Between Lago Fagnano and Caleta María, you will see these mountains in layers, superimposed one in front of the other, a topographic cocktail that, despite not having an official path, is partially explorable and rather distant.
One or another path of guanaco guides natural routes that are drawn along its slopes where the forest canopy can still be seen before reaching the rocky and unattainable peaks.
The different opacities accuse the distances, the lights, the shadows and the textures. Those conditions show us the visual diversity projected by the southern hemisphere: rock, vegetation, ice, lagoons and slopes. Natural elements that remind us of the contrast of landscapes in relation to the pampas in the north of the Island. A landscape that even when it is approaching the southern hemisphere shows us one of its last friendly faces with habitability, with shelter and production.
Georeading
This mountain range acts as transition from the gentle, organized topography of the Magallanes Fold and Thrust belt to the north, towards the formidable Darwin Cordillera to the south, where the latter arises imposing, isolated in its grand altitude guarding the Fueguian channels.

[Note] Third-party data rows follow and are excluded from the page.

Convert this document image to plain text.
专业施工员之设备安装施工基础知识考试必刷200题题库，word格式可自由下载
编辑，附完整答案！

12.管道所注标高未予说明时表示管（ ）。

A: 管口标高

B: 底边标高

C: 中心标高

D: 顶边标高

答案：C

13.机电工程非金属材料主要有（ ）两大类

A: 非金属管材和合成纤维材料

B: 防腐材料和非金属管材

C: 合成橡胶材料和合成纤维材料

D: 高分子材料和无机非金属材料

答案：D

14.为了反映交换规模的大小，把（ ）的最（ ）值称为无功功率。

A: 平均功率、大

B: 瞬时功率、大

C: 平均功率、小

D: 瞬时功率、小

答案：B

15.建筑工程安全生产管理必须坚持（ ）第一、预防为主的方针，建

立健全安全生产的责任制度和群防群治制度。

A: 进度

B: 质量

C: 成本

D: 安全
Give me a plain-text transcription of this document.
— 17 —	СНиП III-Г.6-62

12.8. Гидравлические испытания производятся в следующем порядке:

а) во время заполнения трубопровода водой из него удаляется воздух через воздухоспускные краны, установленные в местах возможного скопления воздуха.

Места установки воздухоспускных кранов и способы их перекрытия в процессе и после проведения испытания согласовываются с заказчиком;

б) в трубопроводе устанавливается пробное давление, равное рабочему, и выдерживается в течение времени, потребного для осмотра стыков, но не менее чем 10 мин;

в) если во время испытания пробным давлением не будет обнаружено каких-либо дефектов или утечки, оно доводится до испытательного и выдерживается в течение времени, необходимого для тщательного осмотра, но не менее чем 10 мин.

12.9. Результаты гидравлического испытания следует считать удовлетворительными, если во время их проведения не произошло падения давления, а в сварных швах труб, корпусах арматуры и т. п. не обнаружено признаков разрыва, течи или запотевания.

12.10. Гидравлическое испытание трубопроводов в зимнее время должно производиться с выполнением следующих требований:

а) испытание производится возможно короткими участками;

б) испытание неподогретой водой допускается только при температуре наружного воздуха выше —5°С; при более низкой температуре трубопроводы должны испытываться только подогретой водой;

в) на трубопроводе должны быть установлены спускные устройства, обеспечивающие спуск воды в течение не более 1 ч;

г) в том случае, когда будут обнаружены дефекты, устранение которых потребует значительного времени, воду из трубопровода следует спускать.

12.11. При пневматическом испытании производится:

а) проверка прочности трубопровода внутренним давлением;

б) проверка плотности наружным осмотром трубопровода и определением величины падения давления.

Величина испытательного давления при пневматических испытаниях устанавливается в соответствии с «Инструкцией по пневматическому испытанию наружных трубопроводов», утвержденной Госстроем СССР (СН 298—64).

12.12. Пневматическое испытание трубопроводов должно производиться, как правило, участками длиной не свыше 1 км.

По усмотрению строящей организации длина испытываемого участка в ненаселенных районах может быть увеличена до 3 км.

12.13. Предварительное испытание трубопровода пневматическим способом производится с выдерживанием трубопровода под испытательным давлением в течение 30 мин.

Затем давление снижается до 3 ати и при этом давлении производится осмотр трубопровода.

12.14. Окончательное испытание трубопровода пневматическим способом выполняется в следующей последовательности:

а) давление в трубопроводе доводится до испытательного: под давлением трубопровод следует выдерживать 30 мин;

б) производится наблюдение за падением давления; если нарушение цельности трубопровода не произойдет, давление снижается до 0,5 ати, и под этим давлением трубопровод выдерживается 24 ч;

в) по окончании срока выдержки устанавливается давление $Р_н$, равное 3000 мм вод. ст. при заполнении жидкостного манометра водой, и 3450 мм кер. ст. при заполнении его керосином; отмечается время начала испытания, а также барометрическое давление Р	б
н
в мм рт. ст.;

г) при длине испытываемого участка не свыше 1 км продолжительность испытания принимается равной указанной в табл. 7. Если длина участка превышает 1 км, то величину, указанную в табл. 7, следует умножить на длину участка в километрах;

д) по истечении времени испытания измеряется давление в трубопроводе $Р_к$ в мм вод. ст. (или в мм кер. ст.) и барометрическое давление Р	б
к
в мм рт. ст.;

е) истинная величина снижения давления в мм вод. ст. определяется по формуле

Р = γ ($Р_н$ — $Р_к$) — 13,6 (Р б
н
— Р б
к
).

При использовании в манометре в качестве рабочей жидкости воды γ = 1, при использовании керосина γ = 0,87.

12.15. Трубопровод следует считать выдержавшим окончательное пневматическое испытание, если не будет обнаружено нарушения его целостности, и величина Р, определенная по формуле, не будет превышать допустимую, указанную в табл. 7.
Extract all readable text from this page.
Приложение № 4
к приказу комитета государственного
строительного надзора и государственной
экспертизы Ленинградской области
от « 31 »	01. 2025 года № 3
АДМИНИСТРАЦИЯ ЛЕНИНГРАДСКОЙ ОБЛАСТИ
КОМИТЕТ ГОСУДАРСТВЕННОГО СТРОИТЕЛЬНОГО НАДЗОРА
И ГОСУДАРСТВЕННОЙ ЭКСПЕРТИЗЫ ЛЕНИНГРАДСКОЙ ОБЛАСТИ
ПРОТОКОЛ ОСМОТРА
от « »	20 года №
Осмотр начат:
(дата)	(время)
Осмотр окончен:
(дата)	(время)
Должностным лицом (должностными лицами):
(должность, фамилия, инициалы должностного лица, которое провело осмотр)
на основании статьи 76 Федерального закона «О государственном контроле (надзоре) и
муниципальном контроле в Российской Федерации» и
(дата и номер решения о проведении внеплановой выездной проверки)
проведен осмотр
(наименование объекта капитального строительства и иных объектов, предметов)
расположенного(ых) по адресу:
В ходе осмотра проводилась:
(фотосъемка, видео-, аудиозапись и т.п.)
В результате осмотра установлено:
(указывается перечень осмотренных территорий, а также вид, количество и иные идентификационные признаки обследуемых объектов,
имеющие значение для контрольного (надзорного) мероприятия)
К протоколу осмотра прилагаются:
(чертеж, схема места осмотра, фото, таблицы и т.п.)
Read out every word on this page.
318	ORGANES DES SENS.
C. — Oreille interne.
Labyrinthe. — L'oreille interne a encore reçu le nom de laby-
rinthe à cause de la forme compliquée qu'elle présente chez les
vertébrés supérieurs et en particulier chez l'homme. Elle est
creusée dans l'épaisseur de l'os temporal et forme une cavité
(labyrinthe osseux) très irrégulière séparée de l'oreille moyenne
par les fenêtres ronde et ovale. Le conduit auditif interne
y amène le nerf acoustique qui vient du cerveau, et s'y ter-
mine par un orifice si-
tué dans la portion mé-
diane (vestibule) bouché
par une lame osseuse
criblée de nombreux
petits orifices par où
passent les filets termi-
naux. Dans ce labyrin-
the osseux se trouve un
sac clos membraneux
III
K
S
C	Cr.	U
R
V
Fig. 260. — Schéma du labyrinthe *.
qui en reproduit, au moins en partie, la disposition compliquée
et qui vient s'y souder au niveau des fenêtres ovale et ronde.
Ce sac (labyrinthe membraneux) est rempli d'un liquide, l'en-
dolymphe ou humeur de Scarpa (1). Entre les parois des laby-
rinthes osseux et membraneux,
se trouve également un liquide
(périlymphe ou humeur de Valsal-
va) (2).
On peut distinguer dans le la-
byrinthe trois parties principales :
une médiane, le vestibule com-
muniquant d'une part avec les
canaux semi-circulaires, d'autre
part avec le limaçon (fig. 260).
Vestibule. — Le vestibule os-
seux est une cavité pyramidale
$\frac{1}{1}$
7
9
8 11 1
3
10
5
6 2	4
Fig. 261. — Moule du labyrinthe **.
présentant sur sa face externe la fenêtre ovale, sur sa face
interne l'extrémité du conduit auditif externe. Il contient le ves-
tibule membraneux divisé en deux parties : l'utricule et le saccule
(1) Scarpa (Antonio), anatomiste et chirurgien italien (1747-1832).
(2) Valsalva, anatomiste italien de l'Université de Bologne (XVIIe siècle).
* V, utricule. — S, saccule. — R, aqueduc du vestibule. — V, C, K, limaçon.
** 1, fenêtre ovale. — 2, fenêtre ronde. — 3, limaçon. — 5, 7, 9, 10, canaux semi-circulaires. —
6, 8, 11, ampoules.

The orogeny of Darwin Cordilera initiated over a hundred million years ago. Since then, it has arisen continuously, each year half a millimetre closer to the sky. After millions of years of this, new rocks have been uplifted from the bowels of the Earth until the surface, only to be exposed to the unforgiving erosive power of ice and wind. This incessant cycle allows to uncover the roots of the Cordilera, exposing on its peaks rocks that were formed dozens of kilometres below the surface of the Earth.
While these rocks were being uplifted from the depths, the kilometres of rock that used to cover them were turned into dust and blown by the wind. Millions of years and the erosive action of ice and wind made sure of it.
Observing these peaks makes one wonder when what remains will also turn into dust. Who will be left then to breath its air?